Brothers Justin (Justin Benson) and Aaron (Aaron Moorhead) were raised in a compound in the hills of Southern California, their mother having died in a tragic car accident and the two young boys being taken in by Camp Arcadia. We learn that a decade ago, the two brothers had escaped what Justin called a “Death Cult,” but Aaron, the younger brother, has different recollections of his time at Camp Arcadia, and when a video cassette shows up with a message from the camp, Aaron becomes super psyched to go back, at least for a visit. Justin reluctantly agrees, what with Aaron pointing out that their current life completely sucks, so the two hop in their car and head for the hills.

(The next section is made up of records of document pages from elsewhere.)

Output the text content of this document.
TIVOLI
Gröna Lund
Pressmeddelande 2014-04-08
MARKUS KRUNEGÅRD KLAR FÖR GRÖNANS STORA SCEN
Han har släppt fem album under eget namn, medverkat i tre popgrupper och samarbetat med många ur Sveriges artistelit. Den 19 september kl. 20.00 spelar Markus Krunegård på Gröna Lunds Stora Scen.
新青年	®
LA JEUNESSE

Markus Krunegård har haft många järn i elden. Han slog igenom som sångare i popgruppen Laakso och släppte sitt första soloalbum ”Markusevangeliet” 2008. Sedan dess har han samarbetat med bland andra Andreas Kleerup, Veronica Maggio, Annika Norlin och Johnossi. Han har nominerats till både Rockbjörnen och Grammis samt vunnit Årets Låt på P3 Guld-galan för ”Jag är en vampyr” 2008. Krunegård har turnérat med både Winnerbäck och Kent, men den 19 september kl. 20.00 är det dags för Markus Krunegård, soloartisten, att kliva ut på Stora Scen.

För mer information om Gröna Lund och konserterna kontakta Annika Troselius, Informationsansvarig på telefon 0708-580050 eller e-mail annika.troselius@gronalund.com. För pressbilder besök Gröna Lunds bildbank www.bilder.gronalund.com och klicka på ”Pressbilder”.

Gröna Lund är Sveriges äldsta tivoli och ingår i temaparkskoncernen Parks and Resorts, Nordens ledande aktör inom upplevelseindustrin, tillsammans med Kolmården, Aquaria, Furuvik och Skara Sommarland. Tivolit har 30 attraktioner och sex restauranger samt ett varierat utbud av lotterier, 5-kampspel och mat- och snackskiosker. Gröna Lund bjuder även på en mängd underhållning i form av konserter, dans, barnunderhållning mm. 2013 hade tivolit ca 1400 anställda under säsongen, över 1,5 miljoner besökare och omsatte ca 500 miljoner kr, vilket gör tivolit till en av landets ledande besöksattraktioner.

Things start off nice enough, with the brothers being given a warm welcome from everybody at the camp, even camp leader Hal (Tate Ellington) doesn’t seem to be holding a grudge, which is nice considering that after “escaping,” Justin announced to the press that Arcadia was a UFO Death Cult that practiced ritual castration; this seems rather big of him. As the visit extends, with Aaron constantly badgering his brother about staying one more day, things start to get a little weird … well, weirder. To start, it seems that none of the members have aged a day in the decade since the brothers left — Aaron tries to blow that off under the explanation of “Clean living” — but it certainly doesn’t explain flocks of birds that can be seen flying in weird circular formations, or that Arcadia member Shane (Shane Brady) performs magic tricks that are clearly way beyond mere sleight-of-hand. Then there is the night the brothers join the group in a “team building exercise,” a late night tug-of-war against a rope that ascends into the dark night sky — who is at the other end is never revealed — and there is a lone shack with the massive 19th-century looking padlock that just oozes foreboding. Add to all that the fact that the environment around the camp constantly reveals one inexplicable phenomenon after another, from multiple moons to a mirrored landscape, it becomes clear things are not what they seem.
This film goes the slow burn route here, with the story dropping in clues and weirdness at just the right intervals to keep the viewer hooked, but it’s when Justin starts pushing for answers, and Hal’s chalkboard physics-scribbling being all but meaningless, that the true horror of the situation becomes apparent. I don’t want to get into spoilers here — and trying to explain the plot would be rather a difficult thing as The Endless isn’t one of those plot-centric stories — but if you are a fan of films like Groundhog Day and In the Mouth of Madness, you will probably get a kick out of this little flick, as you get a nice mixture of time anomalies as well as mysterious dark forces, all working perfectly to keep the viewer off-balance and intrigued.
The Endless is one of those independent low-budget films that renews one’s faith in the film industry. I’m all for Hollywood blockbusters, full of superheroes and exploding planets, but I love these smaller films that often tackle bigger, more interesting themes, and with this film, Benson and Moorhead have created a world that simply bursts with its own rich mythology — which it doesn’t feel the need to worry about explaining — as well as giving us characters we can truly relate to and a cast of actors who all provide stellar performances. The Endless is a film that will still be sinking in well after the lights have come on and you are home safe in bed … or are you?
The Endless (2017)
Movie Rank - 7.5/10
Creeping dread, bizarre happenings and unimaginable horrors are just three elements that make up Justin Benson and Aaron Moorhead’s sci-fi/horror film The Endless, a low budget masterpiece well worth seeking out.